In a joint effort with the Andover Bread Loaf Writing Workshop, the IAP has welcomed some 38 AKES teachers to the Phillips Academy campus for a two-week seminar on teaching writing and literature, using technology in the classroom, and conducting teacher research. Workshop participants come from American inner-city schools as well as AKES schools. Cultural differences notwithstanding, these teachers collaborate to confront the similar challenges they face in inspiring their students to read and write creatively. The IAP has also sponsored reunions for ABL alumni in Africa and Asia, where past ABL participants gather to share their successes, discuss their challenges, and revisit the initiatives built during the workshops.
Global Economics  

The IAP offers both curriculum and professional development in the discipline of economics. The Global Economics Curriculum Project has created primary and secondary school curriculum that develops economics skills by drawing on examples from the international economy. In the creation of these lessons, Phillips Academy teachers work with AKES field consultants in Bangladesh, India, Kenya, Pakistan and Tanzania, as well as with a variety of American, Canadian, Australian and British consultants. A curriculum of 100 lesson plans, designed for students ages 6-17, is posted on PA's website: www.andover.edu/aep/. In addition, a complete 12th grade economics course, covering economic theory at the Advanced Placement, International Baccalaureate and A-Levels, includes materials drawn from activities of the Aga Khan Rural Support Project in Pakistan and Aga Khan Fund for Economic Development in Kenya.

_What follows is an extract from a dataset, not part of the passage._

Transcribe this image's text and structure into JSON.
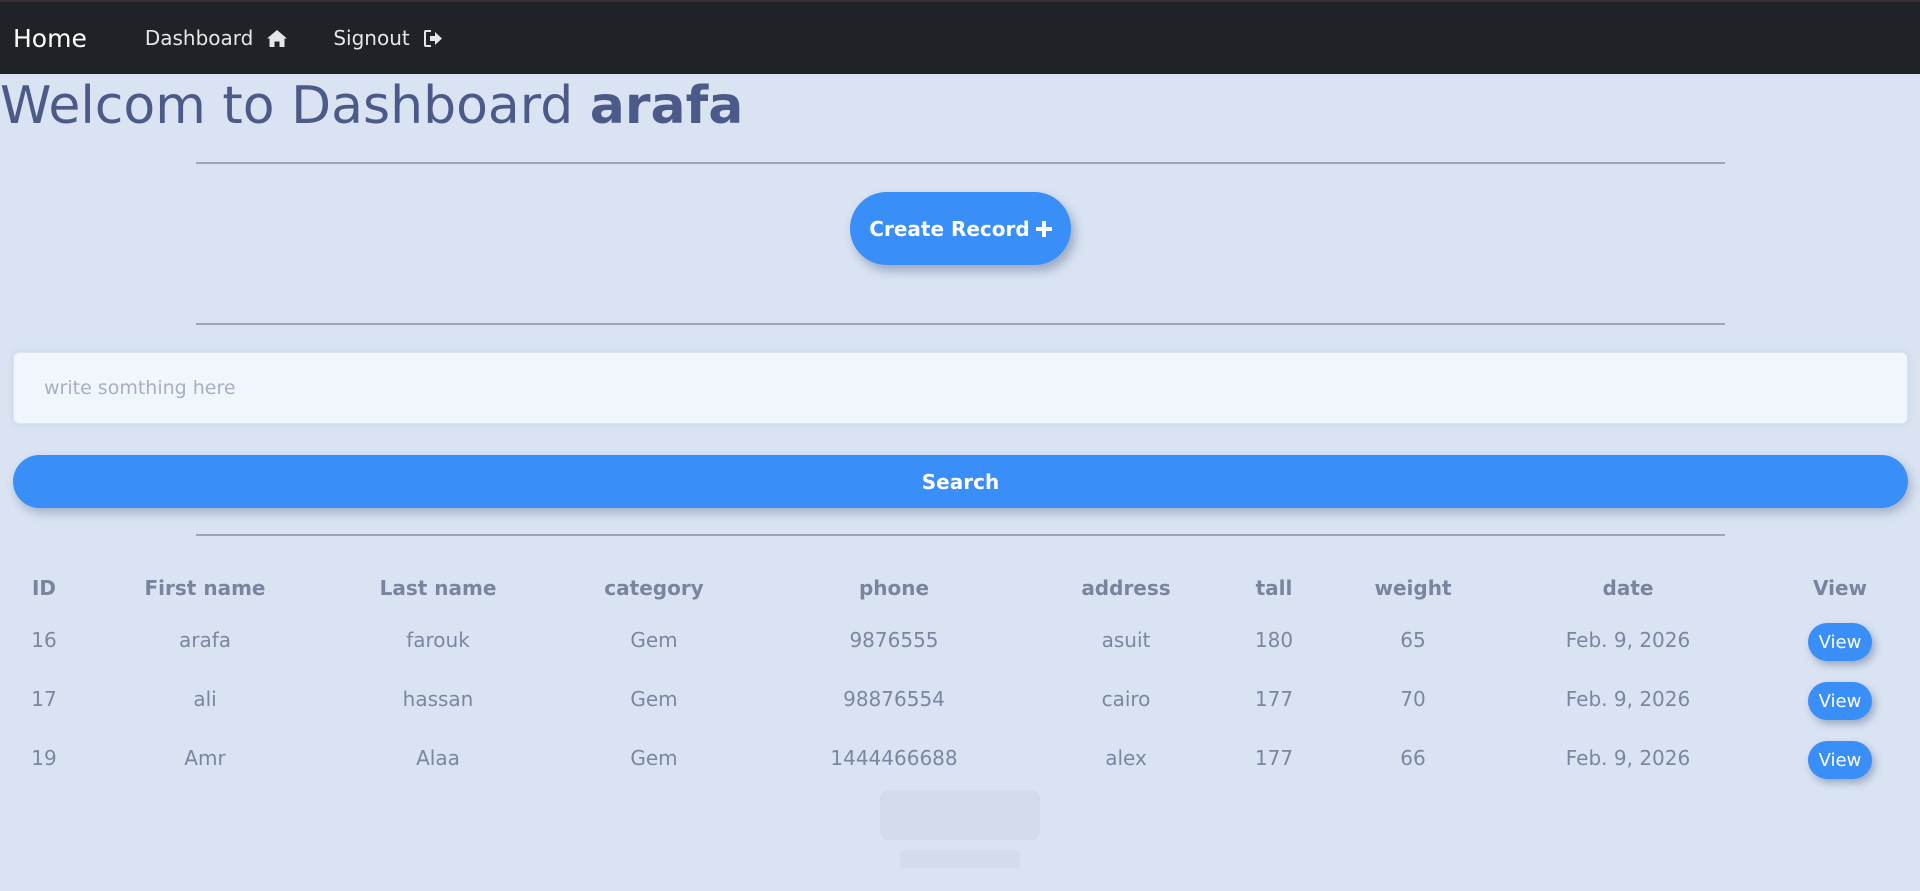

The Global Economics Teachers’ Workshop introduces teachers to student-centered methods of teaching the principles of basic economics: scarcity and choice, markets, money and trade. Working from the GECP curriculum created by teachers from Africa, Asia, Europe and North America, workshop participants adapt these lesson plans to their own syllabi, applying local resources, ideas and activities. The workshop also familiarizes participants with techniques for using the World Wide Web in their classrooms to advance their curricular goals.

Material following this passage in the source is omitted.